Note B du Cameroun : derrière la stabilité affichée par S&P, les dessous d’un équilibre des plus fragiles

Le Cameroun maintient sa note souveraine « B-/B » avec perspective stable, selon Standard & Poor’s. Une décision qui, en apparence rassurante, révèle bien plus qu’une simple reconduction : elle expose les failles d’un système économique à la merci des secousses politiques. Entre transition présidentielle imminente et dépendance persistante aux hydrocarbures, Yaoundé navigue sur une ligne de crête où chaque faux pas pourrait déclencher une crise.

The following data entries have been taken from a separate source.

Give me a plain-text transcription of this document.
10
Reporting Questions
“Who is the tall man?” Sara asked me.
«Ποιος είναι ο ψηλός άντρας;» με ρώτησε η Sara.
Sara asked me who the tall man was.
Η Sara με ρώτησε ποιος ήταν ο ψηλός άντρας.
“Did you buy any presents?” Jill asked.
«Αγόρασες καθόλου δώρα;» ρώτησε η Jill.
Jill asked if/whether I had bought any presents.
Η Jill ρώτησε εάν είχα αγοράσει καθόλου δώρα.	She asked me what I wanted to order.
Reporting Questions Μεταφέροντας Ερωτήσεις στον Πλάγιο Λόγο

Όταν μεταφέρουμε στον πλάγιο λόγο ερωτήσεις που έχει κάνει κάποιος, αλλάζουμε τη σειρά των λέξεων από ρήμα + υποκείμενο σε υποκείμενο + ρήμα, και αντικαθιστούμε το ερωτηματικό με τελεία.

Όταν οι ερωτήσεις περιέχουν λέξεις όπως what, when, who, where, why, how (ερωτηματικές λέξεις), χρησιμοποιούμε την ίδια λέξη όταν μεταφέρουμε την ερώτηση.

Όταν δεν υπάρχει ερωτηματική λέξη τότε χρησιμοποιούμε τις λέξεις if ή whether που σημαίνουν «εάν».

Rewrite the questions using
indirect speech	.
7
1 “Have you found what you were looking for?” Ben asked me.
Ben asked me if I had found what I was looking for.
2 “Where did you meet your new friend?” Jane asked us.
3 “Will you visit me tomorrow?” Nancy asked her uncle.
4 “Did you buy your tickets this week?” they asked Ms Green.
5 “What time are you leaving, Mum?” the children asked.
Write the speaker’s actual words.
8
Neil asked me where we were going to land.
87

Un satisfecit en trompe-l’œil : l’économie camerounaise sous pression
Derrière l’annonce de S&P se cache une réalité moins glorieuse. La note « B-/B », toujours classée parmi les notations spéculatives, reste cinq crans sous le seuil de l’« investment grade ». Une position qui reflète la vulnérabilité du Cameroun face aux chocs externes, notamment la volatilité des prix du pétrole et une dette publique qui grignote les marges budgétaires. Les analystes de l’agence rappellent que, malgré les efforts de rigueur, l’économie camerounaise reste sous haute tension.
Les réformes engagées sous l’égide du FMI – comme la rationalisation des subventions aux carburants ou la maîtrise de la masse salariale – ont permis de stabiliser le déficit budgétaire. Pourtant, ces avancées restent fragiles. L’endettement persistant et une assiette fiscale trop étroite (seulement 12 à 13 % du PIB en recettes non pétrolières) limitent la marge de manœuvre pour les investissements publics.
Transition présidentielle : le scénario qui fait trembler les marchés
La grande inconnue plane sur Yaoundé : la succession de Paul Biya. Pour S&P, l’issue de la prochaine présidentielle et la gestion de l’après-Biya conditionneront la stabilité économique du pays. Une transition maîtrisée pourrait préserver la confiance des bailleurs, tandis qu’un scénario chaotique – blocage institutionnel, contestations post-électorales – exposerait le Cameroun à un retrait brutal des capitaux et à une dégradation de sa notation.
Le Cameroun n’est pas un acteur isolé : en tant que première économie de la CEMAC, sa performance influence directement les autres pays de la zone franc. Un décrochage souverain aurait des répercussions immédiates sur la BEAC et les réserves de change communes, déjà mises à rude épreuve par les besoins de refinancement des États membres.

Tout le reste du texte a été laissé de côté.